I have not had the experience with my son with anti anxiety medication but I do know that it can take anything from 6 weeks to up to 3 months before it works properly . So you might have a way to go?
I can identify with your frustration and the fact that there is no room for reason at the time that our children seem to be held in a brace by the fear that grips them.
I was a secondary school teacher and have to say I did not come across SR during my time of teaching. I wonder now if I missed it or whether in fact this is a new thing gripping our kids?
Keep doing what you think is best, Helen....we are all doing the best we can.
Linda

Re: Walking that fine line between helping and enabling....

Helen
My son has been on medication for nearly 3 years and swears by them - won't leave the house without them. Although he is not at school they have helped him in other ways - at one point he wouldn't leave the house or even answer the phone. His medication is for panic attacks to slow his heart rate down when he gets anxious.
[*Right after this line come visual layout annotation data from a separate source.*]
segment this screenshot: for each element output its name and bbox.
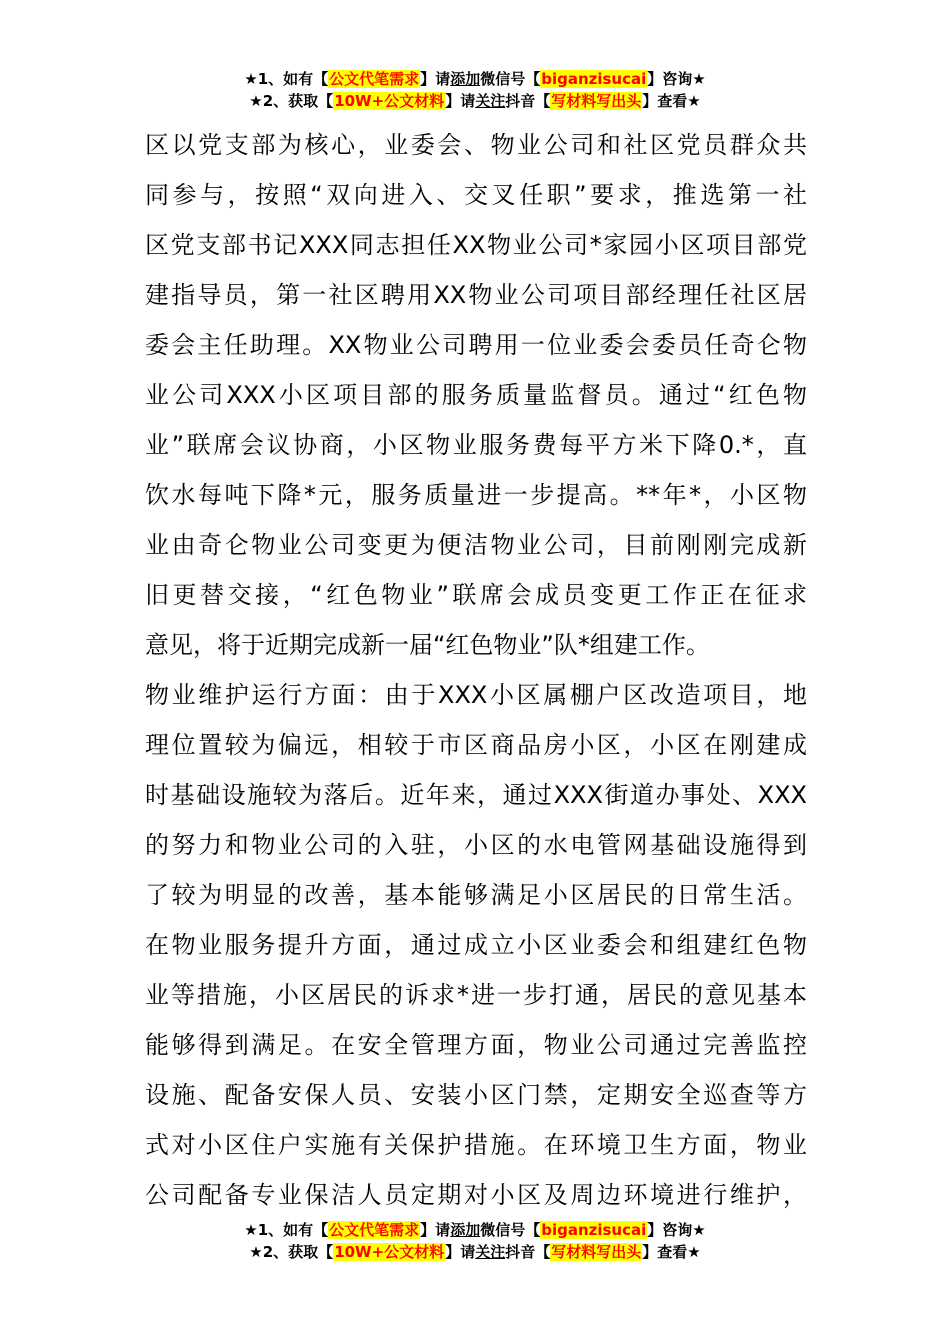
banner-text: ★1、如有【	[244, 1221, 329, 1239]
banner-text: 】查看★	[642, 1243, 701, 1261]
banner-line-1	[0, 1219, 950, 1241]
body-line: 设施、配备安保人员、安装小区门禁，定期安全巡查等方	[145, 1081, 807, 1109]
banner-text: 抖音【	[505, 92, 551, 110]
banner-line-1	[0, 68, 950, 90]
body-line: 理位置较为偏远，相较于市区商品房小区，小区在刚建成	[145, 731, 807, 759]
body-line: 业由奇仑物业公司变更为便洁物业公司，目前刚刚完成新	[145, 531, 807, 559]
document-body	[145, 120, 807, 1220]
body-line: 式对小区住户实施有关保护措施。在环境卫生方面，物业	[145, 1131, 807, 1159]
banner-text: ★2、获取【	[249, 1243, 334, 1261]
highlight-text: 公文代笔需求	[329, 1221, 420, 1239]
body-line: 意见，将于近期完成新一届“红色物业”队*组建工作。	[145, 631, 710, 659]
underlined-text: 添加	[450, 70, 481, 88]
underlined-text: 关注	[475, 1243, 506, 1261]
banner-text: 】请	[420, 70, 451, 88]
body-line: 饮水每吨下降*元，服务质量进一步提高。**年*，小区物	[145, 481, 807, 509]
banner-text: 】请	[445, 1243, 476, 1261]
highlight-text: biganzisucai	[541, 70, 647, 88]
underlined-text: 关注	[475, 92, 506, 110]
body-line: 业公司XXX小区项目部的服务质量监督员。通过“红色物	[145, 381, 807, 409]
highlight-text: 写材料写出头	[551, 92, 642, 110]
banner-text: 】查看★	[642, 92, 701, 110]
banner-text: 】咨询★	[647, 70, 706, 88]
body-line: 时基础设施较为落后。近年来，通过XXX街道办事处、XXX	[145, 781, 807, 809]
banner-text: 】请	[420, 1221, 451, 1239]
highlight-text: 10W+公文材料	[334, 1243, 445, 1261]
highlight-text: 公文代笔需求	[329, 70, 420, 88]
body-line: 公司配备专业保洁人员定期对小区及周边环境进行维护，	[145, 1181, 807, 1209]
banner-text: 抖音【	[505, 1243, 551, 1261]
banner-text: 】请	[445, 92, 476, 110]
body-line: 物业维护运行方面：由于XXX小区属棚户区改造项目，地	[145, 681, 807, 709]
highlight-text: 10W+公文材料	[334, 92, 445, 110]
footer-banner	[0, 1219, 950, 1263]
body-line: 建指导员，第一社区聘用XX物业公司项目部经理任社区居	[145, 281, 807, 309]
body-line: 了较为明显的改善，基本能够满足小区居民的日常生活。	[145, 881, 807, 909]
banner-line-2	[0, 90, 950, 112]
body-line: 委会主任助理。XX物业公司聘用一位业委会委员任奇仑物	[145, 331, 807, 359]
body-line: 旧更替交接，“红色物业”联席会成员变更工作正在征求	[145, 581, 807, 609]
banner-line-2	[0, 1241, 950, 1263]
body-line: 在物业服务提升方面，通过成立小区业委会和组建红色物	[145, 931, 807, 959]
banner-text: 】咨询★	[647, 1221, 706, 1239]
banner-text: ★2、获取【	[249, 92, 334, 110]
banner-text: 微信号【	[480, 1221, 541, 1239]
body-line: 业等措施，小区居民的诉求*进一步打通，居民的意见基本	[145, 981, 807, 1009]
body-line: 同参与，按照“双向进入、交叉任职”要求，推选第一社	[145, 181, 807, 209]
body-line: 区党支部书记XXX同志担任XX物业公司*家园小区项目部党	[145, 231, 807, 259]
banner-text: ★1、如有【	[244, 70, 329, 88]
underlined-text: 添加	[450, 1221, 481, 1239]
body-line: 的努力和物业公司的入驻，小区的水电管网基础设施得到	[145, 831, 807, 859]
header-banner	[0, 68, 950, 112]
body-line: 业”联席会议协商，小区物业服务费每平方米下降0.*，直	[145, 431, 807, 459]
body-line: 能够得到满足。在安全管理方面，物业公司通过完善监控	[145, 1031, 807, 1059]
body-line: 区以党支部为核心，业委会、物业公司和社区党员群众共	[145, 131, 807, 159]
highlight-text: 写材料写出头	[551, 1243, 642, 1261]
highlight-text: biganzisucai	[541, 1221, 647, 1239]
banner-text: 微信号【	[480, 70, 541, 88]
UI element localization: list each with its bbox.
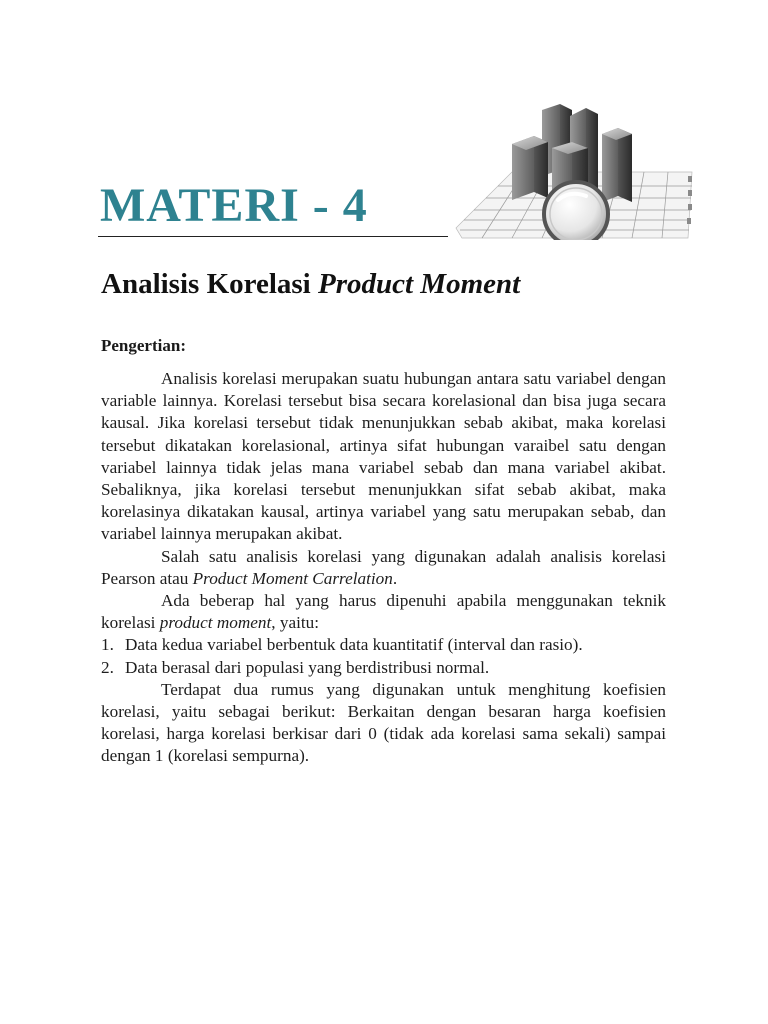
body-text	[101, 368, 666, 768]
requirements-list	[101, 634, 666, 678]
section-title-main: Analisis Korelasi	[101, 268, 318, 300]
bar-chart-illustration	[452, 104, 698, 240]
paragraph-2	[101, 546, 666, 590]
paragraph-3-text: Ada beberap hal yang harus dipenuhi apabila menggunakan teknik korelasi	[101, 591, 666, 633]
section-title	[101, 264, 520, 304]
title-rule	[98, 236, 448, 237]
list-item	[101, 657, 666, 679]
list-item-number: 1.	[101, 635, 114, 655]
list-item-number: 2.	[101, 657, 114, 677]
paragraph-3-end: , yaitu:	[271, 613, 320, 633]
paragraph-3-italic: product moment	[159, 613, 272, 633]
list-item-text: Data kedua variabel berbentuk data kuantitatif (interval dan rasio).	[125, 635, 583, 655]
paragraph-2-end: .	[392, 568, 398, 588]
section-title-italic: Product Moment	[318, 268, 521, 300]
paragraph-4: Terdapat dua rumus yang digunakan untuk menghitung koefisien korelasi, yaitu sebagai berikut: Berkaitan dengan besaran harga koefisien korelasi, harga korelasi berkisar dari 0 (tidak ada korelasi sama sekali) sampai dengan 1 (korelasi sempurna).	[101, 679, 666, 766]
chapter-title: MATERI - 4	[100, 179, 368, 232]
list-item-text: Data berasal dari populasi yang berdistribusi normal.	[125, 657, 490, 677]
paragraph-3	[101, 590, 666, 634]
paragraph-2-italic: Product Moment Carrelation	[192, 568, 393, 588]
paragraph-1: Analisis korelasi merupakan suatu hubungan antara satu variabel dengan variable lainnya. Korelasi tersebut bisa secara korelasional dan bisa juga secara kausal. Jika korelasi tersebut tidak menunjukkan sebab akibat, maka korelasi tersebut dikatakan korelasional, artinya sifat hubungan varaibel satu dengan variabel lainnya tidak jelas mana variabel sebab dan mana variabel akibat. Sebaliknya, jika korelasi tersebut menunjukkan sifat sebab akibat, maka korelasinya dikatakan kausal, artinya variabel yang satu merupakan sebab, dan variabel lainnya merupakan akibat.	[101, 369, 666, 544]
list-item	[101, 634, 666, 656]
subheading: Pengertian:	[101, 336, 186, 355]
paragraph-2-text: Salah satu analisis korelasi yang digunakan adalah analisis korelasi Pearson atau	[101, 546, 666, 588]
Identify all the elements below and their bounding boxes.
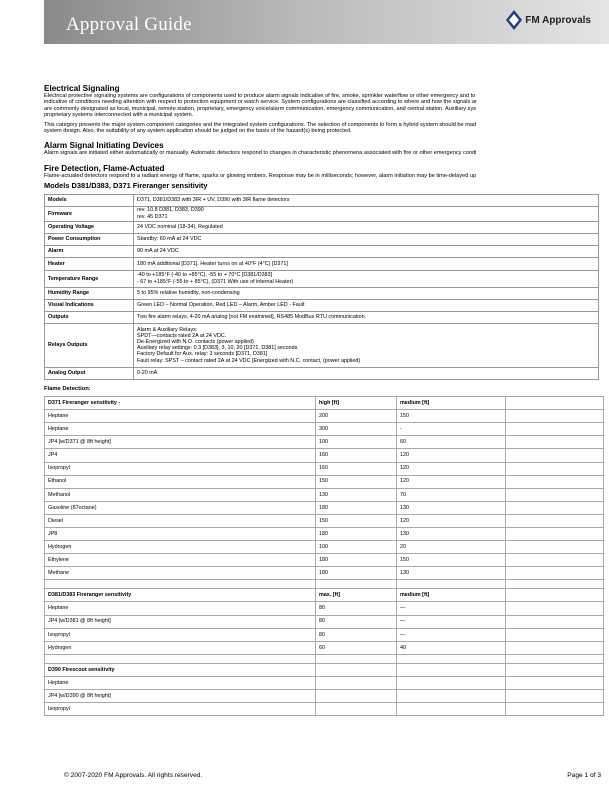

His anxieties are down to a sick phobia - he can't go anywhere he has either been sick or felt sick, i have even had to move house due to his condition and he won't stay at his grandparents.

Sarah xx

Re: Walking that fine line between helping and enabling....

Hi Sarah,
I can sort of understand your son because I had a bit of a"sick" phobia when I was a pre-teen. Actually at times it was quite severe. Glad I outgrew that one.....
I am trying to be patient with the whole medication process because it is such an inexact science with dosages, etc. I hate the whole idea in the first place but if it makes him feel better I'm grateful for it, I guess.
I was just thrilled yesterday when my son finally went to school for the last two classes of the week. A small step forward after what seemed like ten giant steps backward. We were having "duvet mornings" (as Simon calls them) every day and I was very close to just giving up. Although now we have a three day weekend which does not help. Losing momentum is bad in my son's case. Too much time to think.